Ao que tudo indica as eleições da UEPA que andava com seus desdobramentos contigenciados na justiça, dão ares de resoluções que independem deste poder, ficando agora na devida esfera governamental a decisão de nomeação do candidato mais votado para o cargo de reitor daquela universidade.
Dentro do PT, passa-se lista de apoio como the last (como chama a última música da feria do som, o apresentador Edgar Augusto) tentativa de manter pressionada a governadora para que esta nomeei seu "companheiro" ao invés do candidato mais votado, mas tudo tem indicado que o atitude de Bira tem se revelado cansativa e desgastante até para si mesmo, pois com o intuito de pressionar exigindo apoio político-partidário, causa contrangimento à quem por este é procurado.
Foi o sentimento que diversos militantes e dirigentes petistas declararam nos últimos dias às Falas.

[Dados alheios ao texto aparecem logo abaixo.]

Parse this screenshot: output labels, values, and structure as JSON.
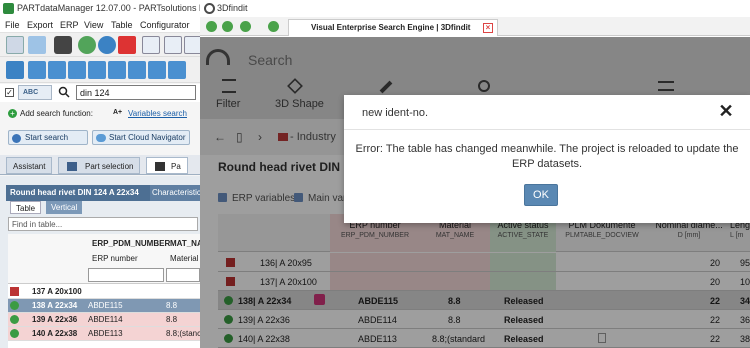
{
  "left_app": {
    "title": "PARTdataManager 12.07.00 - PARTsolutions by CADE",
    "menu": [
      "File",
      "Export",
      "ERP",
      "View",
      "Table",
      "Configurator"
    ],
    "search": {
      "mode_label": "ABC",
      "value": "din 124",
      "add_function_label": "Add search function:",
      "variables_label": "Variables search",
      "start_search": "Start search",
      "start_cloud": "Start Cloud Navigator"
    },
    "tabs": [
      "Assistant",
      "Part selection",
      "Pa"
    ],
    "grid": {
      "title": "Round head rivet DIN 124 A 22x34",
      "characteristics_tab": "Characteristic",
      "subtabs": [
        "Table",
        "Vertical"
      ],
      "find_placeholder": "Find in table...",
      "col_headers": [
        "ERP_PDM_NUMBER",
        "MAT_NA"
      ],
      "col_subheaders": [
        "ERP number",
        "Material"
      ],
      "rows": [
        {
          "name": "137 A 20x100",
          "erp": "",
          "mat": ""
        },
        {
          "name": "138 A 22x34",
          "erp": "ABDE115",
          "mat": "8.8"
        },
        {
          "name": "139 A 22x36",
          "erp": "ABDE114",
          "mat": "8.8"
        },
        {
          "name": "140 A 22x38",
          "erp": "ABDE113",
          "mat": "8.8;(stanc"
        }
      ]
    }
  },
  "right_app": {
    "title": "3Dfindit",
    "tab_title": "Visual Enterprise Search Engine | 3Dfindit",
    "search_placeholder": "Search",
    "toolbar": [
      "Filter",
      "3D Shape"
    ],
    "breadcrumb": "- Industry",
    "page_title": "Round head rivet DIN 12",
    "options": [
      "ERP variables",
      "Main var"
    ],
    "table": {
      "headers": [
        {
          "label": "ERP number",
          "sub": "ERP_PDM_NUMBER"
        },
        {
          "label": "Material",
          "sub": "MAT_NAME"
        },
        {
          "label": "Active status",
          "sub": "ACTIVE_STATE"
        },
        {
          "label": "PLM Dokumente",
          "sub": "PLMTABLE_DOCVIEW"
        },
        {
          "label": "Nominal diame...",
          "sub": "D [mm]"
        },
        {
          "label": "Leng",
          "sub": "L [m"
        }
      ],
      "rows": [
        {
          "name": "136| A 20x95",
          "erp": "",
          "mat": "",
          "status": "",
          "d": "20",
          "l": "95"
        },
        {
          "name": "137| A 20x100",
          "erp": "",
          "mat": "",
          "status": "",
          "d": "20",
          "l": "100"
        },
        {
          "name": "138| A 22x34",
          "erp": "ABDE115",
          "mat": "8.8",
          "status": "Released",
          "d": "22",
          "l": "34"
        },
        {
          "name": "139| A 22x36",
          "erp": "ABDE114",
          "mat": "8.8",
          "status": "Released",
          "d": "22",
          "l": "36"
        },
        {
          "name": "140| A 22x38",
          "erp": "ABDE113",
          "mat": "8.8;(standard",
          "status": "Released",
          "d": "22",
          "l": "38"
        }
      ]
    }
  },
  "dialog": {
    "title": "new ident-no.",
    "message": "Error: The table has changed meanwhile. The project is reloaded to update the ERP datasets.",
    "ok_label": "OK"
  }
}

No mais, nos corredores da badalada corrida eleitoral de 2008, já se revela que o vereador Marquinho, acena para compor o governo estadual, numa posição que lhe garantiria manter condições de ter sua autonomia como parlamentar em 2008 em diante, sem ter que estar com a cabeça na guilhotina por conta das ameaças de retorno de Bira à câmara de vereadores, de onde saiu para ser secretário adjunto e candidato à reitor da UEPA deixando a suplência de seu mandato ao Marquinho da Condor pra alguns, das torcidas para outros e do PT para tantos outros e outras.
Com essa confirmação, nos próximos dias, configura-se que a governadora e a sociedade organizada e formadores de opinião conseguirão ver fazer valer o direito democrático e finalmente a UEPA terá seu novo reitor eleito, nomeado.
Demorou mas o que era para acontecer está próximo. Tirando o desgaste desnecessário - mais educativo - fica a pergunta: Quem ganhou e quem perdeu com mais de 3 meses de emblóglio sobre o caso?